13. Respectfully following the judgment of the Jaipur Bench of the Tribunal supra, we hold that the assessment of unaccounted investment is to be done with reference to the financial year and not the accounting year of the assessee. As no construction was done during the financial year 1989-90, there is no unaccounted investment under section 69B of the Income-tax Act in that year.

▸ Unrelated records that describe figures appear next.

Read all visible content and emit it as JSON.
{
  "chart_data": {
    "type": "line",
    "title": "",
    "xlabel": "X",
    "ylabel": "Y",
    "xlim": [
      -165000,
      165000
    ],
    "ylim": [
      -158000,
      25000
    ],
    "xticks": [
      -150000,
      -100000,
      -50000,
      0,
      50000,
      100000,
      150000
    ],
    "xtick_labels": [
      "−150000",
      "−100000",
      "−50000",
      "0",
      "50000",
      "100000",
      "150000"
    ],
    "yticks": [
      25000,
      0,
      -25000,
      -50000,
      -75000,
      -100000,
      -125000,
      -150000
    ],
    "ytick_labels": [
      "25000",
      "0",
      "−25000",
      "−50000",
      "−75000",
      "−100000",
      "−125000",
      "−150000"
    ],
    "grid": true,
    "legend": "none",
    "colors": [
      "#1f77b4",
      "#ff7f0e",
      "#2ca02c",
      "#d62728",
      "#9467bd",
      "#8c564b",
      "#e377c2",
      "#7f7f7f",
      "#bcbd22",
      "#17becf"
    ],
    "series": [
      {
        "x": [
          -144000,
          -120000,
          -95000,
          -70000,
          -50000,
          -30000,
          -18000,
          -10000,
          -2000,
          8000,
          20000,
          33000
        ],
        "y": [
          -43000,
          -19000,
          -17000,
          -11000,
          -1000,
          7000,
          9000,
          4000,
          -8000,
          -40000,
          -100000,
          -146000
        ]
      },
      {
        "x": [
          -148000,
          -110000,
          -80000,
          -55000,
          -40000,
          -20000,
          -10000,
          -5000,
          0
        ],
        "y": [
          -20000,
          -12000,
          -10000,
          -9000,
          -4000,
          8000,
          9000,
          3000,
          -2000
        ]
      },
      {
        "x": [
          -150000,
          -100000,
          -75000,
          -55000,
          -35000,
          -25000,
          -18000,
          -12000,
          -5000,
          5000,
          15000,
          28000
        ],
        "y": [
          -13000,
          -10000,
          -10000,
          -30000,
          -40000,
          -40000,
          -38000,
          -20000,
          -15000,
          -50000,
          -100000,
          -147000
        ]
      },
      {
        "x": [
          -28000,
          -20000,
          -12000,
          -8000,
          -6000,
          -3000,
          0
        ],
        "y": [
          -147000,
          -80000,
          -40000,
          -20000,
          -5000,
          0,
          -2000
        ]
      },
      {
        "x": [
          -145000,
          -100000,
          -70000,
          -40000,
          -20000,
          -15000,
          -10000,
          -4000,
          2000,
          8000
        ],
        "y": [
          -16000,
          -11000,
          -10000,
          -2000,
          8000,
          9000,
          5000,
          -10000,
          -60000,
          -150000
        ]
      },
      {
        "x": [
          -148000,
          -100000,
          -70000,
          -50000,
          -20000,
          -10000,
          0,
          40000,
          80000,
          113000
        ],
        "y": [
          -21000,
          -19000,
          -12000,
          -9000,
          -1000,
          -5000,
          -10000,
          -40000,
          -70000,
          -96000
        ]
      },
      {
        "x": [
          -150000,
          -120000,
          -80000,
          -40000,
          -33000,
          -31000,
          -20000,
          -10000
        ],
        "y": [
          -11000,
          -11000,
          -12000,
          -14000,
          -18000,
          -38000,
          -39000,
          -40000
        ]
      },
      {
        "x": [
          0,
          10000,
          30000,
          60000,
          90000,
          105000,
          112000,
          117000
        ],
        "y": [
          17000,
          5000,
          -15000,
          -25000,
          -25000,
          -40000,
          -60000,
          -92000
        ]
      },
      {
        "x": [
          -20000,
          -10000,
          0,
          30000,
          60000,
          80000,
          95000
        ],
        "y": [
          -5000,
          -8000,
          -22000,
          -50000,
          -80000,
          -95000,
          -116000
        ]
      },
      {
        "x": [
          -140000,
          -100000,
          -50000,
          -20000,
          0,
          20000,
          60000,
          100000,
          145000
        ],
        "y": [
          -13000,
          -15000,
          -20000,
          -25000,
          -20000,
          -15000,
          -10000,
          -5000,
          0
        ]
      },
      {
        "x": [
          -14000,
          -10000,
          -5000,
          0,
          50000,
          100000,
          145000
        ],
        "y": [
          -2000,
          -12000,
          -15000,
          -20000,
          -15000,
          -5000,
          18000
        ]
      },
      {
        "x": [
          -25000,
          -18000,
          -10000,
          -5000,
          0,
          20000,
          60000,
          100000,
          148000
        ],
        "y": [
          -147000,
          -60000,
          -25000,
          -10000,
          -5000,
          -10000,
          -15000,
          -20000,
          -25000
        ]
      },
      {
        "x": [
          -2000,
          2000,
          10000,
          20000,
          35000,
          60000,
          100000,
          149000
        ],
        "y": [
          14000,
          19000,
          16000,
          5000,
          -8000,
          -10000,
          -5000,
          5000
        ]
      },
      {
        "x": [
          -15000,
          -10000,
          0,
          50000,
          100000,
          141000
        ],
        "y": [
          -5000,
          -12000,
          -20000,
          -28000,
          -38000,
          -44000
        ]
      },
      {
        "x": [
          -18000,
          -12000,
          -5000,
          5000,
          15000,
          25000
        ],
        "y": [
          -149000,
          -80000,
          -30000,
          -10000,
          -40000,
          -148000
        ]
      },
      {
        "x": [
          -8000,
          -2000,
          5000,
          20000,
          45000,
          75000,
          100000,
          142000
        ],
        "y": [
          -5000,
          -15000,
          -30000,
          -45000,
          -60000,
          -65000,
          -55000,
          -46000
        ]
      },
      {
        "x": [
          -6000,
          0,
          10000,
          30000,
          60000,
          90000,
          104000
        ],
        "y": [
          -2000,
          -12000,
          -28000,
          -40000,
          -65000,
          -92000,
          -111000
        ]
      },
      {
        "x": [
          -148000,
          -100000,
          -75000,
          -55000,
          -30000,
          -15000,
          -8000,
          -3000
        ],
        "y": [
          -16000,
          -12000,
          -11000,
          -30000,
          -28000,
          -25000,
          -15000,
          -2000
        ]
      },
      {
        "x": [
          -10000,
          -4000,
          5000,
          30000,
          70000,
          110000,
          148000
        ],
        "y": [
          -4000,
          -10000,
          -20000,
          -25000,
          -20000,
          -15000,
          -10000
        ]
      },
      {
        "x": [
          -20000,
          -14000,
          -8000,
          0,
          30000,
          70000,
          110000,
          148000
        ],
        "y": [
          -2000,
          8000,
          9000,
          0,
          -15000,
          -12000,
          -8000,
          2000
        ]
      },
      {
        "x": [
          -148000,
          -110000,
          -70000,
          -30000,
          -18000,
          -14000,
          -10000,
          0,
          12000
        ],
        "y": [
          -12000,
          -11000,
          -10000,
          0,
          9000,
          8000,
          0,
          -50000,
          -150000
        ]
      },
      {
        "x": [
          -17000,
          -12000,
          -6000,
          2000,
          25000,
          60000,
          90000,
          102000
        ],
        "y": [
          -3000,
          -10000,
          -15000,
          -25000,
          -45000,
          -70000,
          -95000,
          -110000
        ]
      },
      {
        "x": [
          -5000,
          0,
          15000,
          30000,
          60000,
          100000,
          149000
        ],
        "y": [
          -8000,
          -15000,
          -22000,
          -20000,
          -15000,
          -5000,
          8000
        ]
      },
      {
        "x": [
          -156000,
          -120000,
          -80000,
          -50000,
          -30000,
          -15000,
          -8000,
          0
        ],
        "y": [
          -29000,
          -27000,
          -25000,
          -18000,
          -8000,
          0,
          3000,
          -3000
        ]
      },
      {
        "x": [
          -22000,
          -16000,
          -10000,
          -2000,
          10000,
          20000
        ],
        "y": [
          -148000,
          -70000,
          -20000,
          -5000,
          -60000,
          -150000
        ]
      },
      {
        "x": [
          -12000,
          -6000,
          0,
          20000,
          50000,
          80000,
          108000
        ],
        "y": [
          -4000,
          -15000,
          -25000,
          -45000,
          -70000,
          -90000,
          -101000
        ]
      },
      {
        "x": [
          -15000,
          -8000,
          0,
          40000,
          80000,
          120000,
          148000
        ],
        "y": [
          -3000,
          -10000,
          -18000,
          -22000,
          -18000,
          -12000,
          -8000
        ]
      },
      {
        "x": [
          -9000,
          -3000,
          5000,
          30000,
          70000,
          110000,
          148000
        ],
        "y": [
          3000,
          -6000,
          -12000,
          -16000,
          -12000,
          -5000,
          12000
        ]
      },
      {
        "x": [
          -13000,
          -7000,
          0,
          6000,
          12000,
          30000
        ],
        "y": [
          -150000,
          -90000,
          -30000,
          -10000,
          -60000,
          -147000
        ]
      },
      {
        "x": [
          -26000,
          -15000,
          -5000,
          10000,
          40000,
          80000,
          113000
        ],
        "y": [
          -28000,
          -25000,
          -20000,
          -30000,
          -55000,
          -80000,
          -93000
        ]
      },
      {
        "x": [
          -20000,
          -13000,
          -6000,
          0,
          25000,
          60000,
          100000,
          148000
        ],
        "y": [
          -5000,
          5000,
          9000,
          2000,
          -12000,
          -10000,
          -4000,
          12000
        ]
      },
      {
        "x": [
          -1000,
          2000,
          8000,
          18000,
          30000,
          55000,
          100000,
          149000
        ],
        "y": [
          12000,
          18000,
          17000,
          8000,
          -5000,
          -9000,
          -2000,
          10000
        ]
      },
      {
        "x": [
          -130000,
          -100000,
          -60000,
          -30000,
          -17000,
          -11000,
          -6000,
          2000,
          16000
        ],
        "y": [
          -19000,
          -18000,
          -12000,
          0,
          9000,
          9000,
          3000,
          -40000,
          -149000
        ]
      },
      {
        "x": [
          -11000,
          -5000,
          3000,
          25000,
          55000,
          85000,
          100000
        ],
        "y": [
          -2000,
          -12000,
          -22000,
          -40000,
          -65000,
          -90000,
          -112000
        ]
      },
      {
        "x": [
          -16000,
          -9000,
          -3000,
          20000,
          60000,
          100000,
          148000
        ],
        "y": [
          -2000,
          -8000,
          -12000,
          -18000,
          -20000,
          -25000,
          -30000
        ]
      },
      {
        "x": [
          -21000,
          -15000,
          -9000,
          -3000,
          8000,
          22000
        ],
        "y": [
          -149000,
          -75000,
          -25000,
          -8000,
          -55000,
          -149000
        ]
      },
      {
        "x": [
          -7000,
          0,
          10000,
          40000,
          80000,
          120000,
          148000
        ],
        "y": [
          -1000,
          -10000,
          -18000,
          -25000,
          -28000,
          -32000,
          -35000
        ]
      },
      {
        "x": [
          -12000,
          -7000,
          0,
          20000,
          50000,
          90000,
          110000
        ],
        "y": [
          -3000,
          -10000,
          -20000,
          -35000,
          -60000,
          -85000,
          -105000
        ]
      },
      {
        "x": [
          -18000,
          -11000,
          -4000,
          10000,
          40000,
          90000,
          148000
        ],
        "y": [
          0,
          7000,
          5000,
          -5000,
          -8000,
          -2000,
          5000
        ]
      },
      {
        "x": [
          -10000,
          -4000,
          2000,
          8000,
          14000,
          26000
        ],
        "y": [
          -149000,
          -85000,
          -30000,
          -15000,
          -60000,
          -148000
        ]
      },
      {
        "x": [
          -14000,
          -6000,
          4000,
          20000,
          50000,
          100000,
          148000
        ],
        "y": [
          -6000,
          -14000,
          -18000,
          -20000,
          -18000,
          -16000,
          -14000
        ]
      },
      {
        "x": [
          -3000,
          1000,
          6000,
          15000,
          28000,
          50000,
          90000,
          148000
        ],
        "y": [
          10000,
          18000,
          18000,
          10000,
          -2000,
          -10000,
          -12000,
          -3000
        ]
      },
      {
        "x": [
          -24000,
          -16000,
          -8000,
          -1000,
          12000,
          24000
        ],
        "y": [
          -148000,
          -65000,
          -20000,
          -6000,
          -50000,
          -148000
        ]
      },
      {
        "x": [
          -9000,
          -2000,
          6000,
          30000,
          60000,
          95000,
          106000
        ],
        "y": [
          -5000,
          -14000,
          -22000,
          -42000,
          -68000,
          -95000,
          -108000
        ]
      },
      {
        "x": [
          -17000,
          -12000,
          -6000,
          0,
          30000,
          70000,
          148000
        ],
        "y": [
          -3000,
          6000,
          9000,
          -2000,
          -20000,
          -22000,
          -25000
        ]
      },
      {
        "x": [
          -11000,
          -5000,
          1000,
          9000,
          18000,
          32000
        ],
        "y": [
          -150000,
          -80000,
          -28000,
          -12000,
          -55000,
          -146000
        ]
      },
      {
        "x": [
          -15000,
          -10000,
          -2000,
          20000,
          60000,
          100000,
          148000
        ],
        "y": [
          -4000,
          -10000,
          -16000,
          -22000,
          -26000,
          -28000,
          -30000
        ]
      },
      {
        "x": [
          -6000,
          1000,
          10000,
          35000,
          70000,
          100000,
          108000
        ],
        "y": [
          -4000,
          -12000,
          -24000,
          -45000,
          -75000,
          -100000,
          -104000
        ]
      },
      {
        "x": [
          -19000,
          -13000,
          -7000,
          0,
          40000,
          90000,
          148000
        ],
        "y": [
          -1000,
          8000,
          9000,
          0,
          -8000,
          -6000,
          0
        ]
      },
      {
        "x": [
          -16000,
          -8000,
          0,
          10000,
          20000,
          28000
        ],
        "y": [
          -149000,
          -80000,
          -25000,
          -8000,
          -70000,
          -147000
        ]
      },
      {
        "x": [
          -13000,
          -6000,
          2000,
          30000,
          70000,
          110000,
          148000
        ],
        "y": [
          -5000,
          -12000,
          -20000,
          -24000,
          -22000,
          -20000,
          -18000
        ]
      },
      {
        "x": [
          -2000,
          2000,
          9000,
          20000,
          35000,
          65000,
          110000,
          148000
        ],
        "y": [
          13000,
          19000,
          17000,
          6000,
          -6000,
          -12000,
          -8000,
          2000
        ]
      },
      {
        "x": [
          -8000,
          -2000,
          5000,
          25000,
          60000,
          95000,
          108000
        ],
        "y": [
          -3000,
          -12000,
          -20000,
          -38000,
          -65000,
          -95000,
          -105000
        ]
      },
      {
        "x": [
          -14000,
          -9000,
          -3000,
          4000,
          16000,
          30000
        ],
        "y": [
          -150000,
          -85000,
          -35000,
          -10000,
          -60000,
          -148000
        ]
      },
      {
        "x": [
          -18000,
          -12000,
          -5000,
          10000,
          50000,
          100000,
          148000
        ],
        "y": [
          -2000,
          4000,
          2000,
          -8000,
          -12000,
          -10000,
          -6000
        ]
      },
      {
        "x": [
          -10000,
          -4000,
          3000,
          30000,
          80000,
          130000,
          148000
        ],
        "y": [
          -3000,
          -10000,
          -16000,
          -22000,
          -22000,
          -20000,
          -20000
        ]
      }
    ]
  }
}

14. Coming to the Deptl. appeals, we find that the ld. CIT(A) has followed the judgment of the Tribunal in the case of Salma A. Mehdi [IT Appeal Nos. 697 and 698 (Hyd.) of 1995, 806 and 807 (Hyd.) of 1993 dated 20-6-1994] of this Bench in allowing 15 per cent deduction on account of variation of rates from place to place. There is no infirmity in the same. Similarly, there is no infirmity in the order of the CIT(A) allowing a deduction of 10 per cent towards personal supervision. Anyhow, as we have held that the valuation report of the DVO cannot constitute a good evidence in view of the reasons stated by us above, we see no merit in the appeals of the Department and accordingly the appeals of the revenue are hereby dismissed.
15. As far as the appeals of the assessee are concerned, we allow both the appeals and direct the Assessing Officer to accept the cost of construction as determined by the Registered Valuer and not to apply section 69B for the assessment year 1989-90.
16 and 17. [These paras are not reproduced here as they involve minor issues].